L’informatique quantique, nouvelle frontière de la finance

L’évolution de la finance moderne est étroitement liée à celle de l’informatique, des communications et des mathématiques financières. Deux changements principaux se sont produits dans les années 1970 avec le début des transactions sur les produits dérivés et après la crise de 2007 avec l’arrivée massive des fintechs, les start-up qui s’appuient sur les nouvelles technologies pour innover en finance.

La tarification des produits dérivés a commencé avec la célèbre équation de Black et Scholes en 1974, à la suite de laquelle une multitude de méthodes mathématiques ont été utilisées pour calculer les prix des produits dérivés. Toujours dans les années 1980, cette tarification nécessitait des superordinateurs, ce qui offrait aux grandes entreprises de la finance un avantage concurrentiel majeur. À son apogée, avant la crise de 2007, le volume des transactions sur produits dérivés s’élevait en effet à près d’un billion de dollars par jour.
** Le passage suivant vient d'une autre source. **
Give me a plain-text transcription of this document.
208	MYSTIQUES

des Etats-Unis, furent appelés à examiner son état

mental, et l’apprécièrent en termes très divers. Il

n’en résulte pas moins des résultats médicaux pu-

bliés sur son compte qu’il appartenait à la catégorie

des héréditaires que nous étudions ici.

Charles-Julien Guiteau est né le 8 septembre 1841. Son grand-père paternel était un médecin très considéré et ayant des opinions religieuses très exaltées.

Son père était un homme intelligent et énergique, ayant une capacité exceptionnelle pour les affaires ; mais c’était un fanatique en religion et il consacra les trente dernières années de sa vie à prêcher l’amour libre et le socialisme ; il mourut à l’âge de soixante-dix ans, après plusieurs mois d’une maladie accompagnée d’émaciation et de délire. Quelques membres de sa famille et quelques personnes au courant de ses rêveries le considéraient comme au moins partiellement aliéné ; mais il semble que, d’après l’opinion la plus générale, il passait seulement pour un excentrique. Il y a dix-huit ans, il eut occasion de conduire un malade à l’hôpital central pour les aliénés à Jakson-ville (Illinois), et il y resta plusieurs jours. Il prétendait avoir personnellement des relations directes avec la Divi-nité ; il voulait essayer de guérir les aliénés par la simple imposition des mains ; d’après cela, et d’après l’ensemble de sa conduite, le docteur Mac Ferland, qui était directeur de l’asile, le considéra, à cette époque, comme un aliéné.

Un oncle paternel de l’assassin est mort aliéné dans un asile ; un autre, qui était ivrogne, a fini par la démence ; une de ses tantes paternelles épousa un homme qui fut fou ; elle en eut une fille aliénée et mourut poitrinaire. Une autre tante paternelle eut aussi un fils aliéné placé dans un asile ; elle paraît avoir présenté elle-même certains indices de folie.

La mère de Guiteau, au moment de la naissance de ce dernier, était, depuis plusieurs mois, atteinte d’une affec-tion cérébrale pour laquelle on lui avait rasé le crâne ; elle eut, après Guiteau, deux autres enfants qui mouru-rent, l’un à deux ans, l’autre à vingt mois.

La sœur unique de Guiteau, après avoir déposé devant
L’opinion dominante était que les produits dérivés avaient permis de compléter les marchés financiers de manière à pouvoir mieux gérer les flux de trésorerie. Ce principe a été remis en cause en 2007 par la crise financière qui a montré que la couverture ne peut être parfaite que si les contreparties restent solvables. Avec l’effondrement de Lehman Brothers, le monde de la finance a douloureusement compris qu’il existait un risque global et que les marchés libres ne se réglementaient pas de manière autonome.
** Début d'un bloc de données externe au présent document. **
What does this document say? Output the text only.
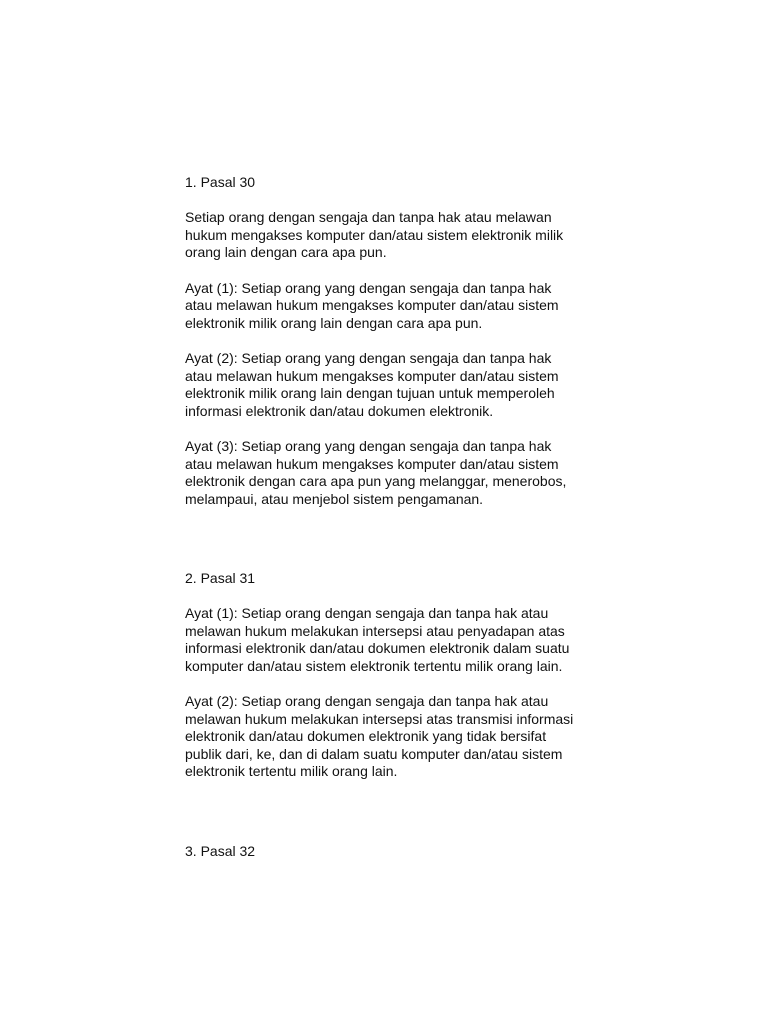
1. Pasal 30
Setiap orang dengan sengaja dan tanpa hak atau melawan
hukum mengakses komputer dan/atau sistem elektronik milik
orang lain dengan cara apa pun.
Ayat (1): Setiap orang yang dengan sengaja dan tanpa hak
atau melawan hukum mengakses komputer dan/atau sistem
elektronik milik orang lain dengan cara apa pun.
Ayat (2): Setiap orang yang dengan sengaja dan tanpa hak
atau melawan hukum mengakses komputer dan/atau sistem
elektronik milik orang lain dengan tujuan untuk memperoleh
informasi elektronik dan/atau dokumen elektronik.
Ayat (3): Setiap orang yang dengan sengaja dan tanpa hak
atau melawan hukum mengakses komputer dan/atau sistem
elektronik dengan cara apa pun yang melanggar, menerobos,
melampaui, atau menjebol sistem pengamanan.
2. Pasal 31
Ayat (1): Setiap orang dengan sengaja dan tanpa hak atau
melawan hukum melakukan intersepsi atau penyadapan atas
informasi elektronik dan/atau dokumen elektronik dalam suatu
komputer dan/atau sistem elektronik tertentu milik orang lain.
Ayat (2): Setiap orang dengan sengaja dan tanpa hak atau
melawan hukum melakukan intersepsi atas transmisi informasi
elektronik dan/atau dokumen elektronik yang tidak bersifat
publik dari, ke, dan di dalam suatu komputer dan/atau sistem
elektronik tertentu milik orang lain.
3. Pasal 32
Pour sauver les marchés financiers, les banques centrales ont alors injecté des milliards de liquidités sur les marchés financiers par le biais d’opérations appelées assouplissement quantitatif (quantitative easing, QE). Aux États-Unis, la FED a injecté quelque 4,5 billions de dollars, soit l’équivalent d’un tiers de la masse monétaire totale.

Comprendre les clients, atténuer les problèmes

Après la crise, le monde financier s’est concentré sur la compréhension de la clientèle et sur l’atténuation des problèmes créés par les manipulations de marché rendues possibles par le trading automatisé.

Les start-up de la fintech utilisent ainsi des techniques informatiques pour modéliser le comportement des clients, automatiser les relations avec ces derniers, planifier et exécuter des transactions. Dans le même temps, un certain nombre de collisions subites du marché (c’est-à-dire de fortes baisses soudaines mais éphémères de la valeur marchande) ont attiré l’attention des principaux acteurs sur le risque de saturation des algorithmes.

Aujourd’hui, un nouveau changement majeur apparaît en raison de la mise en œuvre possible des ordinateurs quantiques, qui peuvent traiter une quantité d’informations beaucoup plus grande que les ordinateurs classiques.

Un ordinateur quantique pourrait en effet être des milliers de fois plus rapide que les ordinateurs classiques. Le vainqueur de la course à la construction d’un ordinateur quantique commercial est censé atteindre ce que l’on appelle la « suprématie quantique », c’est-à-dire le premier à fabriquer un ordinateur avec une telle vitesse de calcul.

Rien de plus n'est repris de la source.